Shorter words for “expression”

Some common terms for programming languages vary widely in meaning, but at least one is understood across languages: virtually everyone agrees on “expression”.

Well, except in those communities that use the concept most. They have their own words for it. In Lisp, an expression is called a “form”; in the ML and statically-typed-functional-languages community, it's called a “term”. And let's not forget graph reduction, where it's called a “redex” (supposedly for “reducible expression”, although the “reducible” part is no longer relevant to the meaning). These terms all mean exactly the same thing, and all of the communities accept “expression” as a synonym, but they also have their own equivalents.

Private terms for common concepts usually exist to show group affiliation. That may be contributing here, but I think the main reason for replacing “expression” is brevity. It's difficult to write about programming languages (especially expression languages) without mentioning expressions exceedingly often, so there's a strong incentive to use a shorter word. “Expression” has three syllables and a difficult four-consonant cluster; “form” and “term” are easy one-syllable words. “Redex” is two syllables, which may explain why it's less popular than the other two.

None of the replacements are particularly transparent, but that doesn't matter much for such common words. (“Expression” doesn't make much sense either.) Apparently terms for such basic concepts needn't be obvious, as long as they're short.

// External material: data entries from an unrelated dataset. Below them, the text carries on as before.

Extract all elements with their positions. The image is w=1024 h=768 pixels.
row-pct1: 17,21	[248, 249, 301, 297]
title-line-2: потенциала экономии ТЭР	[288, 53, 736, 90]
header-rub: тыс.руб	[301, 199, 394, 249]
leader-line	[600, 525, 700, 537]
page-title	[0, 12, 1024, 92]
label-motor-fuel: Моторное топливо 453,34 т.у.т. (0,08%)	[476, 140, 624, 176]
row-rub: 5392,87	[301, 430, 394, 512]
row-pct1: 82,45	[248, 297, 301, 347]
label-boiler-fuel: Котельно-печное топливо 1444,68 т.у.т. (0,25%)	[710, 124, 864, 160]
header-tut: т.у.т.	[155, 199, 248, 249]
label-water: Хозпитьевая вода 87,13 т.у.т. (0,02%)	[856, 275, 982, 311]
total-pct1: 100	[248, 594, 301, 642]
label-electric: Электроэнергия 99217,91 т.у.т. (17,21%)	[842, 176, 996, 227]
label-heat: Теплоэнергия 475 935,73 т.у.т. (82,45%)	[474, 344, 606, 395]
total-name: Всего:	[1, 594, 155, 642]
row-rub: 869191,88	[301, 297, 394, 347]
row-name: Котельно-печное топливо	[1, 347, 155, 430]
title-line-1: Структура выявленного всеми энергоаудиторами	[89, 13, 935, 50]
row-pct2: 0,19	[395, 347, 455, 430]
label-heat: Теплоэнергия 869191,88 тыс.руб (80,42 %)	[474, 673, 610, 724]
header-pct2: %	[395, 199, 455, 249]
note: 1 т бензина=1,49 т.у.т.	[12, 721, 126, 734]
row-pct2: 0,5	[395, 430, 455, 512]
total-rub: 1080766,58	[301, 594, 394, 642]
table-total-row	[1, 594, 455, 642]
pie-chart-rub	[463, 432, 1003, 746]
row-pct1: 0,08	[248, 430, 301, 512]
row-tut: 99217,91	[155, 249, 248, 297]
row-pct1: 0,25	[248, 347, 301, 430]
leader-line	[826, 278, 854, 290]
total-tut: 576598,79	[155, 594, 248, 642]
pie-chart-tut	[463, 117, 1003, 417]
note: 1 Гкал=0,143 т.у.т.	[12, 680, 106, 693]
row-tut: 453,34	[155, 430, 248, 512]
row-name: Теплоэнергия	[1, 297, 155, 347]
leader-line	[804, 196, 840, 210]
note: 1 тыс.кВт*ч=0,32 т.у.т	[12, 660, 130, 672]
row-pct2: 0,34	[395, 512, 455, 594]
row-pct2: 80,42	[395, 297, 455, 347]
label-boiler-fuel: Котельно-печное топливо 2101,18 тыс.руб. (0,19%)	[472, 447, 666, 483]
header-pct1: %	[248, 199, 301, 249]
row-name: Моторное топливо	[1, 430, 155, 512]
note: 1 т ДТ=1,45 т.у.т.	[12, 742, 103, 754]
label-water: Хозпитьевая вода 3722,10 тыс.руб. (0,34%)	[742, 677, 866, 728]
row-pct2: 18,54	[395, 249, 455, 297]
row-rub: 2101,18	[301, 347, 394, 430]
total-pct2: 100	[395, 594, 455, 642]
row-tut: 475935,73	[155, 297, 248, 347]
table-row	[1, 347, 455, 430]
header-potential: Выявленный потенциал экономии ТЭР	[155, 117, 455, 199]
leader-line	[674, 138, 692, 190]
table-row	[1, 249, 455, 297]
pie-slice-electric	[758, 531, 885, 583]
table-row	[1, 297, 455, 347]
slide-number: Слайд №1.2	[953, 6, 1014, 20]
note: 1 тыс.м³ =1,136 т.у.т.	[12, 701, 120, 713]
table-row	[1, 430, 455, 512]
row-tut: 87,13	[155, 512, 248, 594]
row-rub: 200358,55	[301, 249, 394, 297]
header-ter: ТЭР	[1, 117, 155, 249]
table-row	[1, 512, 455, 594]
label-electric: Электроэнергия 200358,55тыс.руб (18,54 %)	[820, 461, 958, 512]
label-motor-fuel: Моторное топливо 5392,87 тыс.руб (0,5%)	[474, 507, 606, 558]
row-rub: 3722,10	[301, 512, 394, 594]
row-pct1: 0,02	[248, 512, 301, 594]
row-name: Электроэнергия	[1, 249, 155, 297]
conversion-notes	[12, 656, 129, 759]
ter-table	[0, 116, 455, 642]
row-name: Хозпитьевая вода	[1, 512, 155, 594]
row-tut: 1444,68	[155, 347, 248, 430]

Brevity may also be one of the reasons “thread” has largely replaced “process”. (The other reason is, of course, that popular OSes unify processes with other things like address spaces and security domains, and the word “process” has come to refer to the whole bundle rather than the original concept.)

Bursts of productivity are fun

I spent most of today slacking off at work, reading about astrophysics and paying only casual attention to actual work. But an hour or two past noon, a bug caught my eye — a simple mathematical matter of correctness, which I could feel good about fixing. It proved harder than I expected, and I soon filled a whiteboard with data structure diagrams and equations. After some frustration, I noticed other people leaving, and looked at a clock, which was obviously broken, since it said 5:00.

I turned back to the whiteboard, and saw that my previous approach was unnecessarily complicated. So I fixed that bug, and found another, and fixed it, and after fixing six bugs in a little over an hour, I lost interest and went back to reading.

Sound familiar? Most programmers (and most creative workers of any kind) are accustomed to seeing their productivity vary wildly over time. On one day you get nothing done and feel guilty for not trying very hard; the next day is the same except for a brief burst in which you seemingly do a week's work in two hours. The Internet is full of programmers lamenting this situation, and wishing they could have these bursts every day.

I suspect this unwelcome variation accounts for part of the fun of programming. The periods of apathy and frustration lower your expectations, so when the bursts of activity arrive, they seem far beyond your normal ability — a contrast that can make even the most boring problems exiting. I noticed this effect today: that one hour when everything went right, and everything worked on the first try, would not have been so impressive if it hadn't been preceded by a few hours of frustration. If you were modestly productive all the time, you might get the same total work done, but it would be more predictable, and you would have fewer moments of unexpected triumph. Mightn't that be less fun?